His opportunities to live with purpose and his reasons to give thanks easily might have been shattered the day the doctor delivered the life-changing news that he has ALS if, in fact, he allowed himself to be defined by those three letters.
Shaw was known for his faith and his perseverance as a player. He was a talented athlete, but not as elite as many of his peers. Hard work and a positive attitude allowed him to thrive at Penn State and to play mostly on special teams in the NFL. And while the body on his 6-foot-1 frame looks vastly different now than in his playing days, he keeps pushing forward with purpose and he keeps giving thanks.
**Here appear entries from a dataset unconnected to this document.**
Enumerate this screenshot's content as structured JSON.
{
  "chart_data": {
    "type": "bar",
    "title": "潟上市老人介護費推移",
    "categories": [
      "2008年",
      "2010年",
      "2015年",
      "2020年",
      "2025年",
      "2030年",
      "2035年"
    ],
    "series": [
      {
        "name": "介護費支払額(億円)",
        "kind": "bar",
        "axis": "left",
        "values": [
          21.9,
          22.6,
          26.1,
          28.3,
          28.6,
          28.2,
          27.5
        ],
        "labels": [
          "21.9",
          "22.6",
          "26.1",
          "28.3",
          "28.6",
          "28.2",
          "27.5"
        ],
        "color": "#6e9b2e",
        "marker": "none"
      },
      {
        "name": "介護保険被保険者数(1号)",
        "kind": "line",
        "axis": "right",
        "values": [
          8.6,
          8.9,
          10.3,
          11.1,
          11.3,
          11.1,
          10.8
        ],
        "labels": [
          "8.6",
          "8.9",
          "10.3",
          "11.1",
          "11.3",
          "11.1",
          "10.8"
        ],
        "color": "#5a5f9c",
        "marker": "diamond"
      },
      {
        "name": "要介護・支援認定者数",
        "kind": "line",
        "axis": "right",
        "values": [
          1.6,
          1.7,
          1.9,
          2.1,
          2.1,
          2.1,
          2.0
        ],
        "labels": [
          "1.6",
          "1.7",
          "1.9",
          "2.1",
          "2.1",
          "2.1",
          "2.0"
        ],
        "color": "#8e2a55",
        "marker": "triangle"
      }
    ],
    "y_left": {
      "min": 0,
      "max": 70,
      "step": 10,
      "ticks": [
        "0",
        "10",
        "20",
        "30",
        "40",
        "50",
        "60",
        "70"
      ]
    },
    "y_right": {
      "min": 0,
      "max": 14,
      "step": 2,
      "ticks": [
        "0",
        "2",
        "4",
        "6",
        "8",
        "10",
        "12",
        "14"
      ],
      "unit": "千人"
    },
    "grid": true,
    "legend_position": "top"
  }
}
“I joke with people sometimes when they say, ‘What are you pursuing right now?’” he told Nina Mandell of USA Today in a 2017 interview. “I tell them, ‘Today, I’m just living not to fall over.’ It’s a joke, but not really.”
Shaw might have trouble standing or sitting without falling, but he’s on solid footing when it comes to living with purpose and gratitude. In the years since his diagnosis, he’s completed his master’s in business administration, bought into business ventures (including a kick boxing gym and a music venue), written a book (Blitz Your Life), gone on mission trips, championed research for the disease that’s afflicted him, and spoken words of encouragement and inspiration to audiences large and small.
The video letter to his younger self certainly inspired me. Watch it for yourself, and listen for lines like these …
“You can drown yourself in grief, but every second spent grieving these loses will be time stolen from what you still do have.”
“Find what’s most important in your life and live for that.”
“Live your best life today, and enjoy every little blessing.”
When I heard those purposeful words, and when I read back over them, I heard the voice of a man who isn’t defined by the circumstances of his life. He knows that if you are purposeful and thankful when things are going well, it’s far easier to live that way when things get tough. And if you can live that way when things get tough, your life will always have purpose and you’ll always have reasons to give thanks.